Here we first split each article into one or more events, each of which is a self-contained unit, i.e. Atom, and then try to append the atom to the timeline of its corresponding story. The timeline is a sequence of events that are ordered by their temporal information, such as date and time.
See demo here.
See the backend logic here.
Tech
- Scroll Vector Database for semantic search on latest articles.
- PidanticAI for agentic framework.
- FastAPI for backend API.
- Vue.js for frontend.
Experiments
Atomic Events from full Adani coverage
We parsed events from all the articles related to Adani (keyword match), and assigned them different storylines based on their semantic similarity. This way, the primary timelines were created. We also tried to cluster the events using hcluster algorithm, and got a good intuition via real-time visualisation of the clusters by adjusting the distance threshold. This helped us identify related events and group them together in the timeline.
Learnings
The News Atom and Timelines
The News Atom concept is powerful for structuring news articles into self-contained units of information. This allows us to create timelines that are more granular and easier to navigate.

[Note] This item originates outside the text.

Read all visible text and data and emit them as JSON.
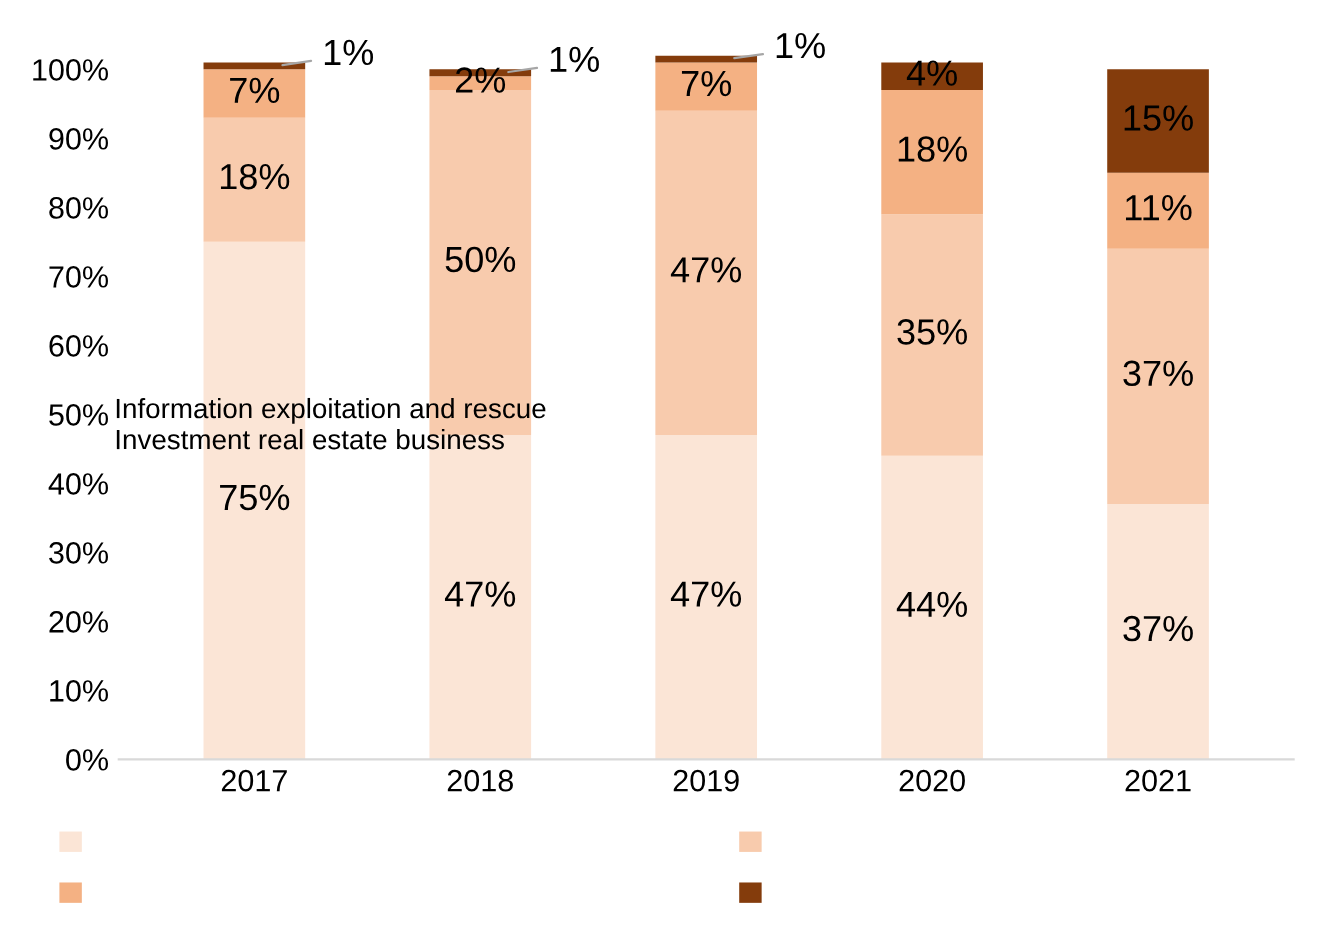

However, with more data, it might get expensive to keep appending atoms to the timeline. So we need to be mindful of the cost and optimize the process accordingly.
Duplicate events and updates
Multiple articles on the same topic may reference the same event. Each event being one atom, it needs to be detected accordingly and the article id needs to be added to the referencing article ids of the event. But all mentions of the event may not be the same, sometimes it can be an update to the existing related event. In that case we need detect accordingly, and add the new event as an update to the existing event.

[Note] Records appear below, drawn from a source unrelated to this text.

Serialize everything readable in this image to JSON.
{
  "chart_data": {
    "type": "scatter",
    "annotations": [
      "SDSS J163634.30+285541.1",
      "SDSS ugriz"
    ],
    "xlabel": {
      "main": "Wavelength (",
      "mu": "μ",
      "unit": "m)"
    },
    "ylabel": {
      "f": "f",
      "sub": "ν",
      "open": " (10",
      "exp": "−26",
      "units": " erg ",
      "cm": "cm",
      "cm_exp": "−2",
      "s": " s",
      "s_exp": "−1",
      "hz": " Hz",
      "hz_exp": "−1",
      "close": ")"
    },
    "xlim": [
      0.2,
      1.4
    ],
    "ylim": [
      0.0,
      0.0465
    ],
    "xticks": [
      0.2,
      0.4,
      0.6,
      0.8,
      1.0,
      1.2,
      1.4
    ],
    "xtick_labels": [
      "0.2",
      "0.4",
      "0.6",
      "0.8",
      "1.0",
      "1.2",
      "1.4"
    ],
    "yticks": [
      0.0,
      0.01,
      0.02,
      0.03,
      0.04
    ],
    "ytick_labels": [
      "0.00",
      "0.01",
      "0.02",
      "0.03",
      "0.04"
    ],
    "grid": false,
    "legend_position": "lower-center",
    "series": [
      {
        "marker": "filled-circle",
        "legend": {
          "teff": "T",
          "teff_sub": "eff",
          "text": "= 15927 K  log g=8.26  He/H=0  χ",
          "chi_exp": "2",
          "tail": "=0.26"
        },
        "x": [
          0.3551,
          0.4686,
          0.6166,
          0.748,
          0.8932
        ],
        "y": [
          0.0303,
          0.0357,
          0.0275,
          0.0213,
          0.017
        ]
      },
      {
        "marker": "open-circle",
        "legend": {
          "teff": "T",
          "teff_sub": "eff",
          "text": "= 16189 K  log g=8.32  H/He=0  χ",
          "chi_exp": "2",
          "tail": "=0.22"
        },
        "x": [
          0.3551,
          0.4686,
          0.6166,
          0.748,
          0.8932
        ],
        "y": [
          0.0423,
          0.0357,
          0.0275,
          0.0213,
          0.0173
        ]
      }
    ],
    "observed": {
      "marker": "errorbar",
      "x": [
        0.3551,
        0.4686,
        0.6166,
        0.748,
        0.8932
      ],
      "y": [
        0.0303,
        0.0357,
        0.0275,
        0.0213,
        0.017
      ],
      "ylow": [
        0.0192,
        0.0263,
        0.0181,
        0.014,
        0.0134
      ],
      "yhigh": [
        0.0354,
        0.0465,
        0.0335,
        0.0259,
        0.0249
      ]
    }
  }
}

Matching events vs matching articles
Because articles of the same format belonging to the same topic usually have many common references (same events), they tend to be closer in cosine similarity. But articles belonging to the same topic, but of different formats, may sometimes be farther in cosine similarity, in comparison to some same-format-different-topic articles. But since we are fetching topic by matching events, not articles, the format actually doesn’t matter in our case.
Duplicate topics
One hard-to-solve problem is:
- After extracting events from a new article, it tries to find most similar past events and then the topics those events belong to, and then append the new events to the appropriate topic.
- But if the most similar past events belong to a different topic, and we don’t fetch enough past events, it might think it’s a new topic, and create a new topic for the same story, which results in duplicate topics for the same story. To mitigate this, we need to make sure we fetch enough past events to cover all the topics, but that also increases the cost. So we need to find a balance between fetching enough past events and keeping the cost in check.

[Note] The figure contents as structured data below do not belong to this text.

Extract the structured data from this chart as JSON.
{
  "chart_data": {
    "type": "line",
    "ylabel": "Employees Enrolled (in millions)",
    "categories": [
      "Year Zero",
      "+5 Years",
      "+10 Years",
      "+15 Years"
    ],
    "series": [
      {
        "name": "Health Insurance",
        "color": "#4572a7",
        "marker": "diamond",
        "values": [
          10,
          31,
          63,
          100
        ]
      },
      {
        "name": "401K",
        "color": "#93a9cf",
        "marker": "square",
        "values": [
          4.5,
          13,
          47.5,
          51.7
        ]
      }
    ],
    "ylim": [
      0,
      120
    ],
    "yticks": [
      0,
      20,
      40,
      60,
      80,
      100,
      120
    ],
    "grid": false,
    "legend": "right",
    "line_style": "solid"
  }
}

Quick clustering using hcluster algorithm
We can use the hcluster algorithm to quickly cluster articles based on their semantic similarity. We can get a real-time visual representation of the clusters by adjusting the distance threshold. This can help us identify related articles and group them together in the timeline.
See the experiment in notebook, and web demo for more details.
It is observed that around the 44% cluster radius value, we can get a good view of the clusters without too much fragmentation or merging.
This method of forming clusters is much faster and more cost-effective than the traditional method of searching and matching relevant topics.